Even huge corporations with major assets can leverage the threat of bankruptcy to avoid liability for damage they cause. Remember the huge BP oil spill in the Gulf? The mere possibility of BP going bankrupt meant they were able to get away with causing all this environmental damage without being held legally responsible for most of it.
For this show, however, we’re interested in the advantages and disadvantages that corporations offer to democracies. So we ought to say what we mean by a democracy.
In a democracy, every eligible voter has one vote, and all matters of public policy are decided by majority rule. Most democracies set some things aside as beyond the scope of majority rule, such as the Bill of Rights in the United States. And many democracies have very undemocratic institutions in the middle of things -- like our Senate, which gives the vote of a person from Delaware or Alaska about a hundred times more weight than the vote of someone from California.
Even in an impure democracy, a basic dynamic of politics is the search for votes. Those who seek power -- in state government, in Congress, or as President -- have to get lots of votes. And so people have a lot to say about how they’re governed, and that’s the basic idea of democracy.
Now you don’t need corporations to have your democracy undermined. Anyone with a lot of money has ways of doing that. Someone can use their money to buy or otherwise unduly influence the votes of the electorate. And, in a representative democracy, they can also just bribe or otherwise unduly influence the elected officials.
Corporations raise the ante because, how ever rich individuals are, corporations can be richer.
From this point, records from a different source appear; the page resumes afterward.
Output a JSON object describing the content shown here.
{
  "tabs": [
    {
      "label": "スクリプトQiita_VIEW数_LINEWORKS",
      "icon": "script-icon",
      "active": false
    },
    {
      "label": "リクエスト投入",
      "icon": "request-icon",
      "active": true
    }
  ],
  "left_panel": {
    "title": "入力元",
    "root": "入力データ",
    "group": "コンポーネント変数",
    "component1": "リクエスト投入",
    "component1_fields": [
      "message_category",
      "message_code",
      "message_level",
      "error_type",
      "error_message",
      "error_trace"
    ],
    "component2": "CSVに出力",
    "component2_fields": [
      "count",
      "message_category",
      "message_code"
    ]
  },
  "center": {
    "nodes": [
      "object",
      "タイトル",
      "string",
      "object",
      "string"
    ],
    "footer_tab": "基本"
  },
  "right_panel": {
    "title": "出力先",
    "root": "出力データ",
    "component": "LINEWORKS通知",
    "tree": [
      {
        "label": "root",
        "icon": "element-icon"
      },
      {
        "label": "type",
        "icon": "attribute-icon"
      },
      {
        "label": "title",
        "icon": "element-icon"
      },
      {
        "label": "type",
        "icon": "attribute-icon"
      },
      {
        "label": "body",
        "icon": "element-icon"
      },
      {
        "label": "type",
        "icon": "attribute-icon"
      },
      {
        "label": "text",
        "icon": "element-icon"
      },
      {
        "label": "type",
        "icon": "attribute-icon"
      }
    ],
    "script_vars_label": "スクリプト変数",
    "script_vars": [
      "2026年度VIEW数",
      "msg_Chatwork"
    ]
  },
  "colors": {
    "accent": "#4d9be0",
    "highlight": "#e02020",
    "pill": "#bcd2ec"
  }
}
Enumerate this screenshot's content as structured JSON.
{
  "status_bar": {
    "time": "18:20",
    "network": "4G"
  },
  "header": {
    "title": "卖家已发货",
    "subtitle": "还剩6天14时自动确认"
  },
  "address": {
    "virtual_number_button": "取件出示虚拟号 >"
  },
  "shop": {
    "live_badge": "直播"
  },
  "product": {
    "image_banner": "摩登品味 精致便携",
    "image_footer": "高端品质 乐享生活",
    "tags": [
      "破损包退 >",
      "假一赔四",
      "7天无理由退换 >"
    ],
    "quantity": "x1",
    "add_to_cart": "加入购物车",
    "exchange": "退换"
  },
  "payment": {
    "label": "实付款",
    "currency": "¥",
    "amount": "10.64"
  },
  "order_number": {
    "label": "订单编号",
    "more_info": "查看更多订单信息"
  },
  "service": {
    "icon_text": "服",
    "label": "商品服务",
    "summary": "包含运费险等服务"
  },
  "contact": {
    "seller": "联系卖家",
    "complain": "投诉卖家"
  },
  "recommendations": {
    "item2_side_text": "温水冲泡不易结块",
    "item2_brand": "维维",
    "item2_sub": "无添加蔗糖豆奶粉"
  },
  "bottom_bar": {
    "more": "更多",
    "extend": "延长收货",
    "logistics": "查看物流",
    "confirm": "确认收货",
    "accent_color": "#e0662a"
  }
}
And today, with huge multi-national corporations, there's virtually no limit to the resources that a single entity like a corporation can bring to bear on the political process.
That is precisely the problem with the Supreme Court’s Citizens United decision. The Court held that corporations are persons, who have the right of free speech, and whose speech can take the form of money. So they should be able to do things they'd previously been prohibited from doing – in particular, spending all they want on political campaigns.
But what does it even mean to say that money is a form of speech? Or that a corporation -- an entity with no thoughts, feelings, emotions, or intentions -- is a person? Should a non-breathing creation of the law have most of the rights -- but few of the responsibilities -- of a human citizen?